My most common method use to be yelling, not at all effective! ~smile~ Then there were consequences for a messy room. Such as loss of privileges or missed events; that is if I could remember who lost what and who was suppose to miss what! Then I realized that perhaps there was just too much “stuff” in the room.
At the time I figured this out we were living in a small 3 bedroom house (1100 sq. ft) and had 7 children. Four of them being girls they shared one of the bedrooms. With two sets of bunk beds and one dresser I had to come up with a plan to keep life in that room from being chaos and out of control. I find my children, as well as myself, do not function well at all with chaos ruling. So how did I handle it?

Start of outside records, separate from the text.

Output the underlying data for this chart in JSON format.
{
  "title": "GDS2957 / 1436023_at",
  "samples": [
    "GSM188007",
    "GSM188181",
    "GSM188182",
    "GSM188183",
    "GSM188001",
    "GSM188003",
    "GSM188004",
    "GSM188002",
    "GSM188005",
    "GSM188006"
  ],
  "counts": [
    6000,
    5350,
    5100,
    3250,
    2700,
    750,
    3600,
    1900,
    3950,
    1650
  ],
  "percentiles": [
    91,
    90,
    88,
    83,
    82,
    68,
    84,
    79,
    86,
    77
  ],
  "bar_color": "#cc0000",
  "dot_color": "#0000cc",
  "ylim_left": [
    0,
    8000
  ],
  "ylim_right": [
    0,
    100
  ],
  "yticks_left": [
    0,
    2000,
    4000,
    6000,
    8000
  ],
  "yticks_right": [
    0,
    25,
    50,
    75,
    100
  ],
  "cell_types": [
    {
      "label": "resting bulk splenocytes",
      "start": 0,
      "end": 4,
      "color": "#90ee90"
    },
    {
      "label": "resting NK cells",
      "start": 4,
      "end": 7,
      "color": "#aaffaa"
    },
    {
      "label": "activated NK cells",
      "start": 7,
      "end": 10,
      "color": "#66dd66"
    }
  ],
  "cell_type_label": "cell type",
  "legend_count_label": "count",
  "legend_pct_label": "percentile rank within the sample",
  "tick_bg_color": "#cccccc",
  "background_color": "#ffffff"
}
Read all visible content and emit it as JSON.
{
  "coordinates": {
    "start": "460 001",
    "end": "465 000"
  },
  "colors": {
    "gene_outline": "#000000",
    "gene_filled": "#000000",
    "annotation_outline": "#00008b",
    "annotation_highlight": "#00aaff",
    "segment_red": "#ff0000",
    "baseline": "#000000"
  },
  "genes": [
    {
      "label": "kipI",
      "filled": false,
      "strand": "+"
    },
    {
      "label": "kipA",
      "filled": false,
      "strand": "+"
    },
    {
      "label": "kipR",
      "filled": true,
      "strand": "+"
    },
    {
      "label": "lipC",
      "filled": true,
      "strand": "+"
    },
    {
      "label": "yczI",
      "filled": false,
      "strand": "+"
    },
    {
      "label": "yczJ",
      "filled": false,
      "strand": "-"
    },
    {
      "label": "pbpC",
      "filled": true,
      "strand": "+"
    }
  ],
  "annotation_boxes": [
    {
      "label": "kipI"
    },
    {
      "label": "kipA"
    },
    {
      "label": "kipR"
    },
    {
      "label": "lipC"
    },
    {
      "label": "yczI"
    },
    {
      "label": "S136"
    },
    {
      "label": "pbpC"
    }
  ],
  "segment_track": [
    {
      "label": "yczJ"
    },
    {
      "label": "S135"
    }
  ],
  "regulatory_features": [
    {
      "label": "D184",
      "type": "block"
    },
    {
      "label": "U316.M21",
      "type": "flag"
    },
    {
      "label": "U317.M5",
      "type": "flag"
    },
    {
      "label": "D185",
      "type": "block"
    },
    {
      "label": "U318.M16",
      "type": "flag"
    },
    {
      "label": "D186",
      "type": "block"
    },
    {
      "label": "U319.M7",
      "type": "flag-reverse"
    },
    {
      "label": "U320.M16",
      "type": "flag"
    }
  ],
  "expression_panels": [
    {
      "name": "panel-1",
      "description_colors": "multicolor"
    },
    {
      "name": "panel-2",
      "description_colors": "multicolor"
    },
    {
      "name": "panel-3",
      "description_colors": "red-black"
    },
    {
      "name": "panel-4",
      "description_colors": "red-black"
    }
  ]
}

First I dealt with the clothes. The 4 girls had one large dresser to share that had 5 drawers. So I assigned one drawer to each and the 5th for misc. I evaluated all there clothing. If we wash on a regular basis, which I was incorporating into my life :) they only need a certain number of clothes and a few extras for the unexpected. This number can vary depending on the age of the child; babies always seem to need more clothes than older children do. I pared down there clothing until it could all fit into one drawer and dresses and coats hung in the closet. Laundry was put in the basket (I had not got to the point of giving them their own baskets yet, some were to young) which was emptied to the main laundry daily.
Then it was time to deal with the toys. I boxed up all the toys except what was popular for the moment. The rest went to storage in the basement. In order to figure out how many toys were needed to play with at one time I made a rule, when I told them it was time to clean up they had 10 minutes to clean the room. Toys left on the floor after 10 minutes were taken by me! These toys were added to the ones in storage and we continued to pare down the toys to an amount that could easily and quickly be picked up in 10 minutes.
Now it seemed there was peace in the room. They could see the beds to make them each day (bigger children helping the younger ones who could not make their beds yet) and the floor was clean except for a toy box that held a few selected toys. When they were bored with these toys they were boxed up and exchanged for something else that had been stored.
This method worked very well for a long time. Now we have the 5 children that are left at home split between 4 bedrooms and I find that it still requires many of the same organization techniques that we had in years past. My children still share dressers and closets and need to work regularly at keeping the mess and the clutter in their rooms down to a minimum.
As in so many areas of a home, clutter and too much “stuff” can be the biggest obstacle to being able to keep a room and a home orderly.